La proposta degli Honeybird And The Birdies è qualcosa di parecchio anomalo nel nostro panorama: questi tre uccellini che amano le sonorità tropicali e gli strumenti anomali (dal charango alle svariate percussioni usate al posto di una più canonica batteria) si destreggiano molto bene nella scrittura di canzoni con uno spettro di influenze così ampio da non poter mai risultare banali o già sentite. Mi hanno fatto immediatamente venire in mente i Tune-Yards, magari un po’ più scanzonati, o quei gruppi svedesi che sul palco parevano divertirsi un sacco e andavano di moda un po’ di anni fa.
Ecco, che si divertano tantissimo quando suonano, e che siano tre ottimi musicisti, sono due cose che non si possono assolutamente mettere in discussione. Tutto il disco scorre come un’enorme e colorata festa sgangherata in cui si spaccano pinatas e si beve e si ride parecchio. Avete presente quella scena di “Arizona Dream” di Kusturica? Ecco, quella: me li vedrei bene gli Honeybird and the Birdies a suonare nel giardino di una casetta di matti, in una giornata fin troppo assolata.
L’idea convince parecchio, per essere una prima prova.
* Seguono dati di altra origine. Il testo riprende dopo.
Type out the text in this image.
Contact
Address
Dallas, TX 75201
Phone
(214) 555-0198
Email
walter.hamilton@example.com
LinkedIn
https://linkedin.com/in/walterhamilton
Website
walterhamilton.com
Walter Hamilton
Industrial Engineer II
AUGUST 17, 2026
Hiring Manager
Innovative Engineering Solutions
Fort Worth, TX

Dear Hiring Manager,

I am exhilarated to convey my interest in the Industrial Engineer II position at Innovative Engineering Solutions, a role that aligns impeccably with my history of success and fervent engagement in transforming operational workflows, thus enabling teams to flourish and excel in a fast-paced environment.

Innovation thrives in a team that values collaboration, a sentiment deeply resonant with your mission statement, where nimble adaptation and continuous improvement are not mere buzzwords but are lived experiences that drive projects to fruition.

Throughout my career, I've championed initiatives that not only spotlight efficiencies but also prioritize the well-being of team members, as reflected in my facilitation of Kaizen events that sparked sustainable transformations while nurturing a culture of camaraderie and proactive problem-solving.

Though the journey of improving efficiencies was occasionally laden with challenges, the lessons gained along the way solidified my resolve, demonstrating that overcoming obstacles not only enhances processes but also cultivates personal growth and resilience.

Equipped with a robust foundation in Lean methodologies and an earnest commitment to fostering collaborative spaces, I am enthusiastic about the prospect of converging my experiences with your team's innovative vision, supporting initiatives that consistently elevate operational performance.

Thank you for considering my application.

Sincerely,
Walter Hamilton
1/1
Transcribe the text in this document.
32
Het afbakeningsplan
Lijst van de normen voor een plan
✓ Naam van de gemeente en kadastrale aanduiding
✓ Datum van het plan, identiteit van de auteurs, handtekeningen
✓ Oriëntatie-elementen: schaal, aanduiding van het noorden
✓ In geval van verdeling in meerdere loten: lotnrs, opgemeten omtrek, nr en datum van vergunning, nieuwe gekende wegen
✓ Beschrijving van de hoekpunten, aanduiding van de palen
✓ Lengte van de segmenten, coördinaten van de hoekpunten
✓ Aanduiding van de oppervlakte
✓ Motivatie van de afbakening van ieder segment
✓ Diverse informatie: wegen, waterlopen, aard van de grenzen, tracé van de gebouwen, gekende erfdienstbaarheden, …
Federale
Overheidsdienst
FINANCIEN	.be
I pezzi sono cantati in varie lingue e composti ispirandosi all’infinito caleidoscopio della world music, c’è tempo per i tropicalisimi sfrenati di “Maximon/Guatemala Feliz” e per la parodia della canzone francese alla Les Negresses Vertes (citatissimi in tutto l’album), ci sono momenti più scuri e distorti, quasi riflessivi, come quelli di “Those Who Never Made It Back Home” e parecchie reminescenze klezmer buttate qua e là, tutto questo senza che ci si possa annoiare.
Peccato quindi per le poche cadute di stile, per il delirio alla fine di “Sexy Tour Guide/Tutto al Limone”, che sicuramente funzionerà live, ma su disco, in mezzo al disco, risulta solo snervante. Peccato anche per le (poche) volte in cui i pezzi si avvitano troppo su se stessi, continuando a cambiare forma ma perdendo la linearità.
Per il resto, davvero, niente da dire. Una manna, per chi apprezza il genere.